Lab · Bass · Guitar · Theory · Trainer

Music theory

The chromatic scale, intervals, chords, keys, and modes — interactive

Western music uses 12 evenly-spaced pitches that repeat in octaves: C, C#, D, D#, E, F, F#, G, G#, A, A#, B, then back to C. A scale picks 7 of them, a chord stacks 3 or 4, and a key is the family of scales and chords that hang together. The Circle of Fifths below is the map for moving between keys.

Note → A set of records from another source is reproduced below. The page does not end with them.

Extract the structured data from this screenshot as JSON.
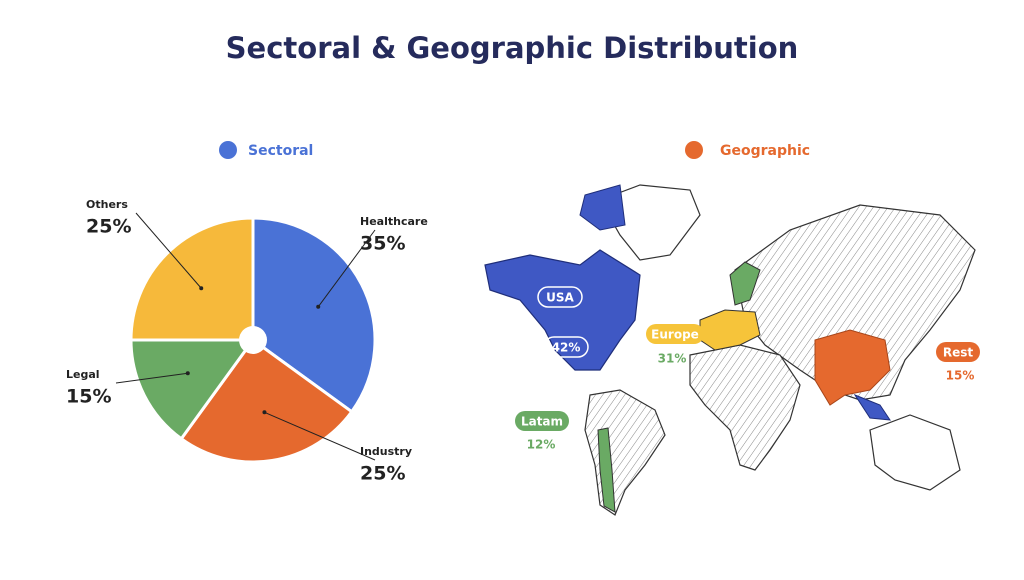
{
  "title": "Sectoral & Geographic Distribution",
  "chart_data": {
    "type": "pie",
    "name": "Sectoral",
    "color": "#4a72d6",
    "categories": [
      "Healthcare",
      "Industry",
      "Legal",
      "Others"
    ],
    "values": [
      35,
      25,
      15,
      25
    ],
    "value_labels": [
      "35%",
      "25%",
      "15%",
      "25%"
    ],
    "colors": [
      "#4a72d6",
      "#e5692e",
      "#6aaa64",
      "#f6b93b"
    ]
  },
  "map": {
    "legend": "Geographic",
    "regions": [
      {
        "label": "USA",
        "share": "42%"
      },
      {
        "label": "Europe",
        "share": "31%"
      },
      {
        "label": "Latam",
        "share": "12%"
      },
      {
        "label": "Rest",
        "share": "15%"
      }
    ]
  }
}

Each section is interactive. Click around. The Bass and Guitar pages let you see these notes on a fretboard.

Circle of Fifths

Each step clockwise raises the tonic by a fifth and adds one sharp; each counterclockwise step drops by a fifth and adds a flat. Adjacent keys share six of their seven notes, which is why so many songs modulate between neighbors. The inner ring is the relative minor — same key signature as the major above it.

Click a key on the circle
Intervals & chord builder

An interval is the distance between two notes measured in semitones. A chord is a stack of intervals from a root. The major triad is R + M3 + P5 (a 4-semitone jump then a 3-semitone jump). Swap M3 for m3 and you have a minor triad. Add m7 on top and it becomes a dominant 7. Pick a root, then click intervals to stack them.

Root
Stack intervals (click to toggle)
Diatonic chord wheel

Every major key produces the same pattern of chords on its seven scale degrees: I ii iii IV V vi vii°. Three major, three minor, one diminished — always in that order. Most songs in a major key cycle between these seven chords; learning the pattern in one key teaches you the pattern in all of them.

Key
Modes

A mode takes the seven notes of a parent major scale and starts the home note on a different degree. Same notes, different home — which puts the half-steps in different places and changes the whole feel. Pick a parent key to see all seven modes derived from it.

Parent key
Key signatures

Sharps always appear in the same order: F C G D A E B ("Father Charles Goes Down And Ends Battle"). Flats are the reverse: B E A D G C F. Each new key in the circle adds the next accidental in the sequence. To name the major key from a sharp signature, take the last sharp and go up a half-step. From a flat signature, the second-to-last flat is the key.